Thirty years ago marks the very first group of Amish to be 'recruited' to 12th and Arch otherwise known as the old Reading Terminal Market. Along with the market's anniversary festivities and the hustle and bustle of goodies, there was the offering of FREE slices of Shoofly pie. So the special 30th-anniversary discounts tended to be for thick banana pudding, chicken sandwiches and giant blueberry pancakes, turkey scrapple and chunks of fudge.

The plainness of the Amish people is whats so beautiful and now that old order has rearranged itself a bit. At one time you could choose from a jewel box full of farm-fresh goose, chicken, quail and duck eggs- now there's a stand with scary colored salads and and an array of pickles. "No money anymore in eggs," a vendor nearby explained.

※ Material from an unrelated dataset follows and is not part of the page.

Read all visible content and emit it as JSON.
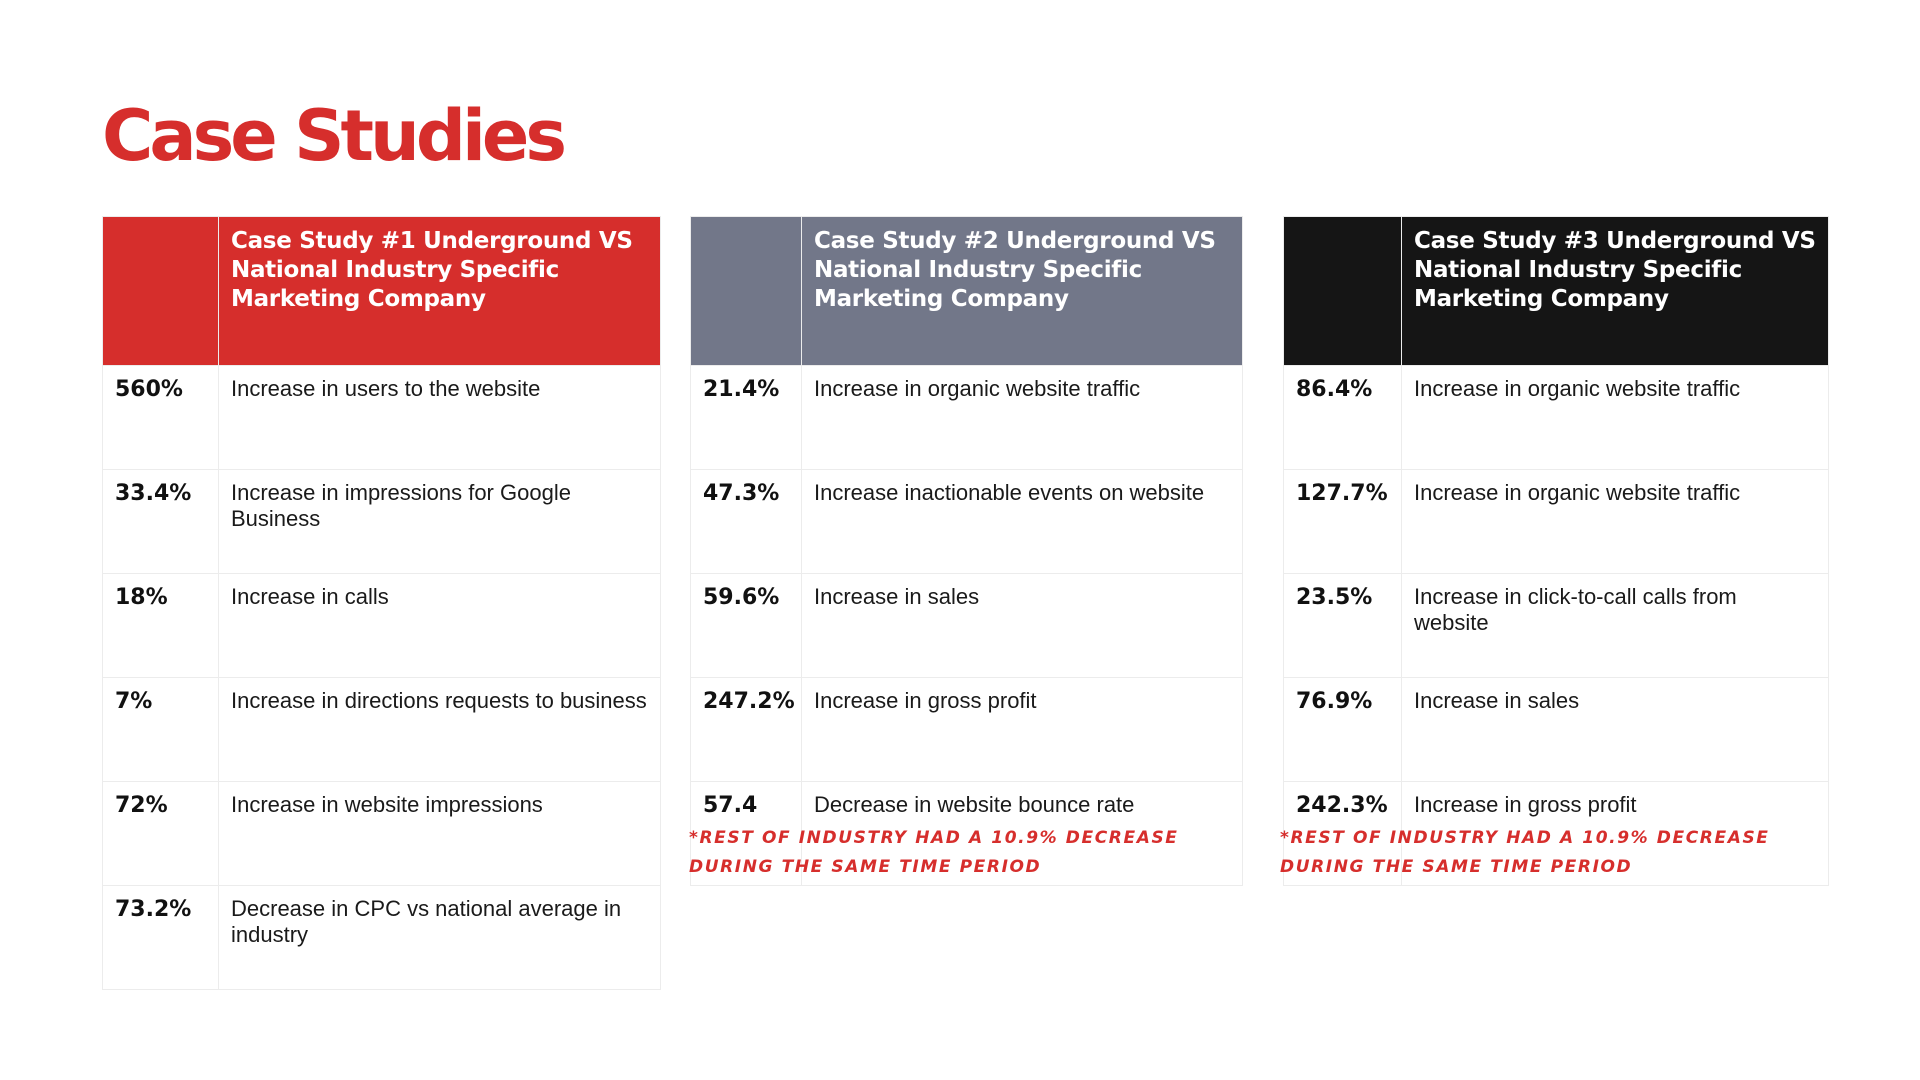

Aside from at Benuel Kauffman's, the stand beyond "the Amish corner" that was stacked high with peppers and bins of beets and snowy moons of cauliflower, there was a perfect little farm bounty. Nowadays, fresh and local meats and produce tend to congregate a few aisles over at the Fair Food Farmstand. Where as new-season apples, cabbages, sweet potatoes, and eggplant (many from Lancaster County farmers) were on sale last week.

In fact, these days little fresh produce is being sold at all by the "Amish," which has become the tag for the dozen merchant families of Amish and Mennonite background, not to mention some of the other Pennsylvania Dutch who trek in from Lancaster County. The roles haven't so much reversed as transformed in the Amish Quarter: The bottled milk and full-fat yogurt still comes from the precious Jersey cows on the farm and the beef tongue loaf, liverwurst, and ring pudding are made deep in the Pennsylvania Dutch country.

Thirty years every Wednesday through Saturday, the straw-hatted Amish (and often their children) have come to define the character of the market itself. Hopefully that comes with a free side of respect.